In the story "First Sorrow," Kafka revisits the circus setting. A trapeze artist—who is always the most revered and celebrated member of any circus troupe—asks his circus manager to add another trapeze to his act. He explains to the manager that it is simply a matter of security; with another piece of equipment in the air, the trapeze artist has another way to get safely to the ground. The manager agrees, but, later, he notices the furrow developing on the trapeze artist's brow. It would seem that, for the trapeze artist, the request for a second trapeze calls into doubt his faith in his art and in his own abilities. With that simple request, everything has changed for the trapeze artist.

"A Little Woman" revolves around an anxious young woman who at first appears to have an issue with the story's narrator.

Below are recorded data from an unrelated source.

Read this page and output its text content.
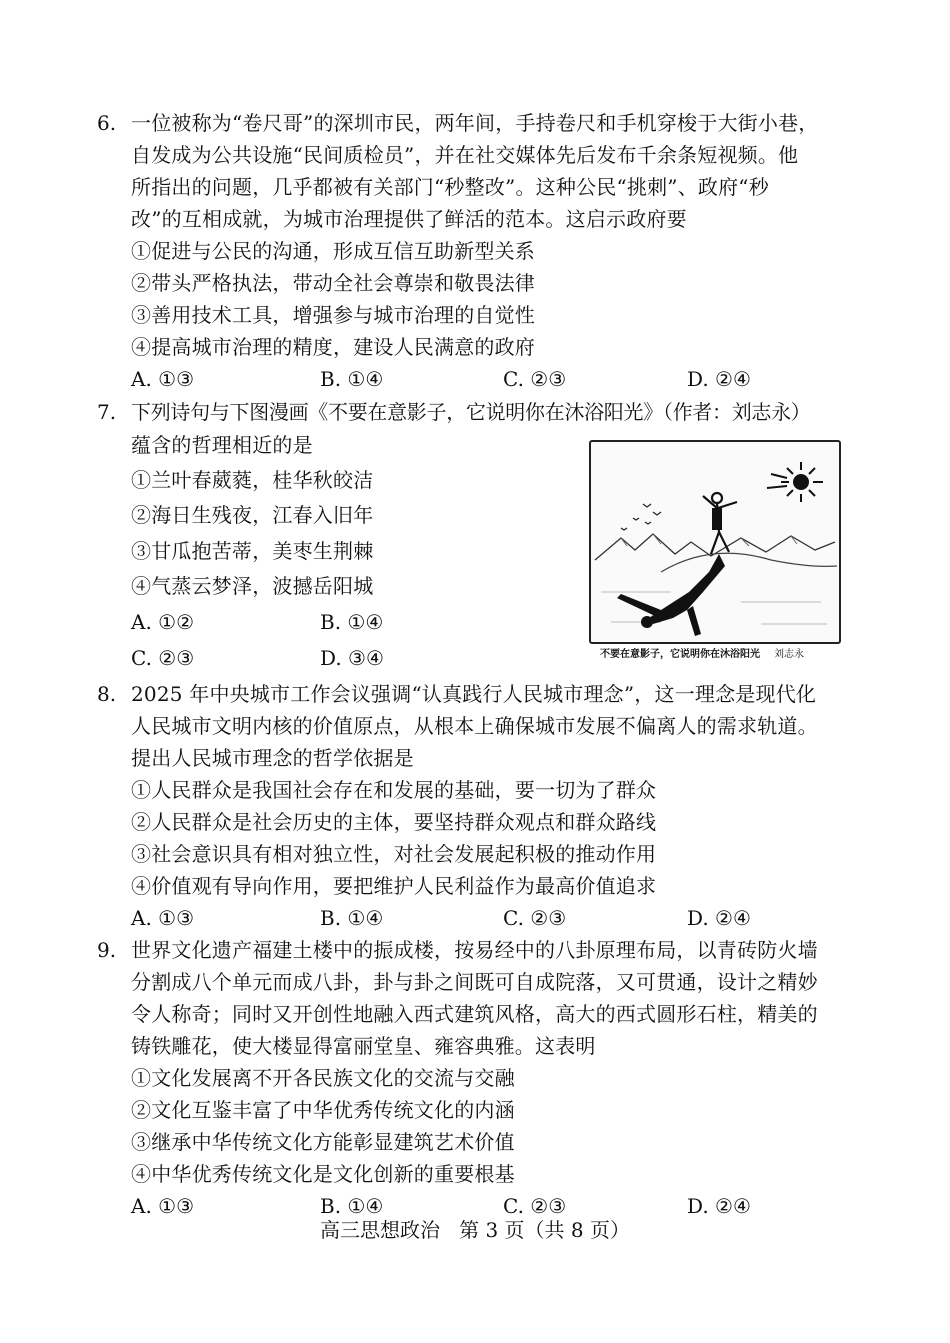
6. 一位被称为“卷尺哥”的深圳市民，两年间，手持卷尺和手机穿梭于大街小巷，
自发成为公共设施“民间质检员”，并在社交媒体先后发布千余条短视频。他
所指出的问题，几乎都被有关部门“秒整改”。这种公民“挑刺”、政府“秒
改”的互相成就，为城市治理提供了鲜活的范本。这启示政府要
①促进与公民的沟通，形成互信互助新型关系
②带头严格执法，带动全社会尊崇和敬畏法律
③善用技术工具，增强参与城市治理的自觉性
④提高城市治理的精度，建设人民满意的政府
A. ①③	B. ①④	C. ②③	D. ②④
7. 下列诗句与下图漫画《不要在意影子，它说明你在沐浴阳光》（作者：刘志永）
蕴含的哲理相近的是
①兰叶春葳蕤，桂华秋皎洁
②海日生残夜，江春入旧年
③甘瓜抱苦蒂，美枣生荆棘
④气蒸云梦泽，波撼岳阳城
A. ①②	B. ①④
C. ②③	D. ③④	不要在意影子，它说明你在沐浴阳光 刘志永
8. 2025 年中央城市工作会议强调“认真践行人民城市理念”，这一理念是现代化
人民城市文明内核的价值原点，从根本上确保城市发展不偏离人的需求轨道。
提出人民城市理念的哲学依据是
①人民群众是我国社会存在和发展的基础，要一切为了群众
②人民群众是社会历史的主体，要坚持群众观点和群众路线
③社会意识具有相对独立性，对社会发展起积极的推动作用
④价值观有导向作用，要把维护人民利益作为最高价值追求
A. ①③	B. ①④	C. ②③	D. ②④
9. 世界文化遗产福建土楼中的振成楼，按易经中的八卦原理布局，以青砖防火墙
分割成八个单元而成八卦，卦与卦之间既可自成院落，又可贯通，设计之精妙
令人称奇；同时又开创性地融入西式建筑风格，高大的西式圆形石柱，精美的
铸铁雕花，使大楼显得富丽堂皇、雍容典雅。这表明
①文化发展离不开各民族文化的交流与交融
②文化互鉴丰富了中华优秀传统文化的内涵
③继承中华传统文化方能彰显建筑艺术价值
④中华优秀传统文化是文化创新的重要根基
A. ①③	B. ①④	C. ②③	D. ②④
高三思想政治   第 3 页（共 8 页）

At least that is what the narrator thinks, as he identifies himself as the source of the young woman’s frustration. He wonders what will quell her anxiety, suggesting that even if he killed himself, the young woman would not calm down. As the story unfolds, the narrator's reliability grows murky, and it is unclear if he truly is the reason for the anxious woman's distress.

The final tale, "Josephine the Singer, or the Mouse Folk," Kafka's last known short story, is pure Kafka, through and through. Narrated by a deeply introspective and philosophical mouse, it examines the effect a singing mouse named Josephine has on all the mouse-folk. Josephine has a singularly beautiful voice, and while the narrator does not deny her popularity among mice and her ability to hold entire audiences spellbound in the palm of her paw, as it were, the narrator believes that Josephine only looks talented by comparison. After all, so few mice sing. She is also lazy at work, and her singing attracts attention from dangerous forces—though, because of her celebrated status, she is always rushed to safety first. The narrator muses on the nature of fame, understanding that, even though he sees Josephine for who she truly is, it will not affect her celebrity in any way.



In all of these stories, Kafka delves into the human psyche via an assortment of characters with wholly unique experiences and opinions on life. As they grapple with the eternal incongruities and age-old questions that have consumed humankind from the beginning, these characters reveal themselves as distinct literary creations and embodiments of something larger, something more universal, something that isn't afraid to ask questions, present ideas, and wonder what it all, ultimately, means.